Toyota is bringing a simulated manual transmission to its electric vehicles. It's apparently pretty fun, and the Japanese automaker's way to add more engagement to its EVs likely won't be limited to just six or seven speeds, like most manuals these days. A recent patent application from the automaker published just a few days ago claims there's technically no limit to how many "gears" such a device may have. Images published alongside the technical document show as many as 14 speeds. How does that actually work? The automaker explains that, too.
The patent goes into a lot of detail concerning the ins and outs of such a system. In a nutshell, the driver will be able to select exactly how many ratios they want. "The number of the virtual gear stage may be six stages or more, or less than six stages," the document notes. "A driver is allowed to select a desired pattern in line with his/her preference."

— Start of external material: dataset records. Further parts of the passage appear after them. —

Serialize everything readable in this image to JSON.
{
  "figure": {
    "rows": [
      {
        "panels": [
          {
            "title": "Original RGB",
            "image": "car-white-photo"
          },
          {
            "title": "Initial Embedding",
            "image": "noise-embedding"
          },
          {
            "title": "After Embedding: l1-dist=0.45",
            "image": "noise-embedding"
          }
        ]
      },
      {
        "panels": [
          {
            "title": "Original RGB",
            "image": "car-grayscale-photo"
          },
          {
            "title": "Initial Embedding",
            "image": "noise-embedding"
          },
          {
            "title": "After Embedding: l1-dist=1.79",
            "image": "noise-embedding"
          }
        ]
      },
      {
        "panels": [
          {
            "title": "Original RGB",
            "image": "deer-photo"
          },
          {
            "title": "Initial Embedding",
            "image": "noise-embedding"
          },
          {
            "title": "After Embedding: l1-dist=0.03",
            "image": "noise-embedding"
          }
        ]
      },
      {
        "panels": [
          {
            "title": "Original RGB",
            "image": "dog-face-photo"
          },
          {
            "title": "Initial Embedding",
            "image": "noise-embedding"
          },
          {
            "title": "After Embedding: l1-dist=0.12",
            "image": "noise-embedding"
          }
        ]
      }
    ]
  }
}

The whole "select a pattern" part is a little misleading, though. To be clear, the automaker does not describe some kind of electro-mechanical system to effectively create as many physical shift gates as the user desires. Instead, there would be a fixed number of actual gates; likely six but Toyota uses four as an example. A gear is selected just like a regular manual, however the lever may return to the neutral position after it's used. Then, as the driver goes through the gears, the virtual pattern shifts to the next set of "ratios." So if there's a pattern of six gears and sixth is selected, a display will change the available ratios inviting the driver to go up to seventh and all of the gears after that, or down to fifth and the existing set of gears.
Confusing? Well, there's a reason why automakers have never gone for more than seven gears in normal passenger cars. A 14-speed manual isn't practical when mated to a gasoline-burning combustion engine. When your manual transmission is just being simulated, though, Toyota seems to think there's no harm in giving people a choice.